Bisnis.com, JAKARTA – Kelompok Hotel dan Restoran Indonesia (PHRI) menyatakan revisi pajak pertambahan nilai (PPN) dari 11% menjadi 12% pada tahun 2025 tidak akan menyebabkan kenaikan harga kamar hotel.
Sekjen PHRI Maulana Yusran mengatakan pelaku bisnis perhotelan kemungkinan akan menaikkan harga kamar hotel pada tahun depan karena adanya perubahan PPN yang mulai berlaku pada 1 Januari 2025. Namun, pemilik usaha sebaiknya mempertimbangkan tren permintaan pasar sebelum menaikkan harga kamar hotel.
“Jangan bicara soal harga kami seperti itu. “Kita lihat permintaannya sebelum harga naik,” kata Maulana usai jumpa pers di Hotel Grand Sahid, Selasa (19/11/2024).
Ia mengatakan, harga di sektor perhotelan bersifat dinamis dan akan bervariasi tergantung kondisi permintaan pasar seperti high season atau low season.
Saat high season, lanjutnya, publishing rate atau harga resmi yang dipublikasikan hotel biasanya merupakan harga tertinggi terkait dengan volume permintaan. Jadi, ketika okupansi suatu hotel mencapai 60-70%, pihak hotel mungkin akan mengenakan biaya atau biaya tambahan karena tingginya permintaan.
Saat ini, ketika tingkat okupansi sedang rendah, yaitu di bawah 40-50%, hotel menggunakan Best Available Rate (BAR), yaitu tarif terbaik yang tersedia saat ini, untuk menarik lebih banyak pengunjung.
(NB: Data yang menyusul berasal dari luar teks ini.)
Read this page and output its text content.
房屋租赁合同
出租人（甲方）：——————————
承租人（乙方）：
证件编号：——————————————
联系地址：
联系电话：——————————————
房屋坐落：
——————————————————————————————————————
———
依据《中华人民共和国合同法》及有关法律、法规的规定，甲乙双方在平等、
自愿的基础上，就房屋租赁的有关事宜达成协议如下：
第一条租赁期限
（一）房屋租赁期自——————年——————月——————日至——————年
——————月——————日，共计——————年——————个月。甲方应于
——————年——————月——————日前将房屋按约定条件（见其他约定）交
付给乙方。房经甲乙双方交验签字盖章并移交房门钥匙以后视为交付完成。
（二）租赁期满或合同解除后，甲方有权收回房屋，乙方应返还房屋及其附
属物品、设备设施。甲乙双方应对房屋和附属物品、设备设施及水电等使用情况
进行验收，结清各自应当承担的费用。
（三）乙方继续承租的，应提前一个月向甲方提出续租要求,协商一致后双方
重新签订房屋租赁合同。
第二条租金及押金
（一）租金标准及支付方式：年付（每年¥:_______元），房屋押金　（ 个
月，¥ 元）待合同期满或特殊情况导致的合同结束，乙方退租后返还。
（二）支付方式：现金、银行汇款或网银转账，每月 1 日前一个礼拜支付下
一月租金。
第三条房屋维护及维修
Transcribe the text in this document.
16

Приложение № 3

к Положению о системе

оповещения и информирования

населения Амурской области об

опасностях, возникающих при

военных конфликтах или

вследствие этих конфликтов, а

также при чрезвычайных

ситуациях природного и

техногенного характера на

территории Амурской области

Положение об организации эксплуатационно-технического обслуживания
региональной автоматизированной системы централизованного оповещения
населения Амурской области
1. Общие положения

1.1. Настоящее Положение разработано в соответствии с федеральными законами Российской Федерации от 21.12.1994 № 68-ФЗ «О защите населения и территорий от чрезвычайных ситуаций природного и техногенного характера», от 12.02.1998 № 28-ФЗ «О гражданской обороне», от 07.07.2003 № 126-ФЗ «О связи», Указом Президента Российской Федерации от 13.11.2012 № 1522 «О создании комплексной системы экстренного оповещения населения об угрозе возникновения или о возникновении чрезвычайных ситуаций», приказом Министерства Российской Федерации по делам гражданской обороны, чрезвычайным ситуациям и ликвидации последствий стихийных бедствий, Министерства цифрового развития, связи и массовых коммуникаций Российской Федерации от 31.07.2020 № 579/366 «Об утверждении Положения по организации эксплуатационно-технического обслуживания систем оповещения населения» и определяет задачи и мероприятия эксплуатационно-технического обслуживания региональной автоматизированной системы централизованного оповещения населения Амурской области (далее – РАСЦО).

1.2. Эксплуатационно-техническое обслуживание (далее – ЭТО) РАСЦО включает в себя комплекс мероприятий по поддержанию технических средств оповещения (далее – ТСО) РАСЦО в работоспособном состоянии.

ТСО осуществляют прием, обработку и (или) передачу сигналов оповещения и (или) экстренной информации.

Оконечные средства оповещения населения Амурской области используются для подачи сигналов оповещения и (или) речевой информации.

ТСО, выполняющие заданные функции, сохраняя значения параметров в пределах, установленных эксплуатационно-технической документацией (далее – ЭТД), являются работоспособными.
Biaya ini lebih fleksibel dan lebih rendah dari tarif yang dipublikasikan.
Daripada menaikkan biaya kamar hotel, pemilik bisnis dapat memutuskan untuk menjadi lebih menguntungkan dan memangkas biaya. Maulana mengatakan, kenaikan harga hotel merupakan pilihan terakhir bagi para pebisnis.
“Jadi bisa dibilang hotel-hotel itu yang terakhir menaikkan harga dan kalau bisa menaikkan harga, mudah-mudahan di peak season bisa dilakukan,” ujarnya.
Sementara itu, Ketua Umum PHRI Hariyadi Sukamdani mengatakan PHRI menunggu hasil dari kebijakan kenaikan PPN menjadi 12% dan menjaga biaya perjalanan dinas instansi.
Harapannya tertuju, terutama pada destinasi-destinasi kecil wisata mancanegara, yakni penerapan gaya hidup.
“Tentunya dalam hidup kita harus mengatur pengeluaran,” kata Hariyadi.
Dia mengatakan rezim kesejahteraan harus diterapkan, suka atau tidak suka, mengingat dampak kebijakan PPN 12%, berkurangnya daya beli, dan penghematan signifikan anggaran perjalanan bisnis hotel dan restoran. Dampaknya meluas ke rantai pasokan yang ada, mulai dari pemasok peternakan dan pertanian, yang sebagian besar merupakan usaha mikro, kecil, dan menengah (UMKM).
Selain itu, perusahaan juga bisa memberhentikan sementara pekerja hariannya. Sementara itu, Hariyadi mengatakan jumlah pekerja tetap di sektor hotel dan restoran lebih sedikit dibandingkan pekerja tidak tetap.
“Pegawainya sehari-hari tergantung omzetnya: kalau penjualannya bagus, mereka akan bekerja, kalau tidak, mereka akan tutup,” ujarnya.
Tak sampai disitu saja, Hariyadi mengatakan kebijakan tersebut juga berdampak pada satuan kerja pemerintah daerah (Pemda). Ingatlah bahwa pemerintah daerah Anda memungut pajak dari hotel dan restoran.
Oleh karena itu PHRI meminta Presiden Prabowo Subianto mempertimbangkan kembali kebijakan kenaikan PPN menjadi 12% pada tahun depan dan mempertahankan tunjangan perjalanan dinas bagi para birokrat.
Untuk berita dan artikel lainnya, lihat Google Berita dan Saluran WA.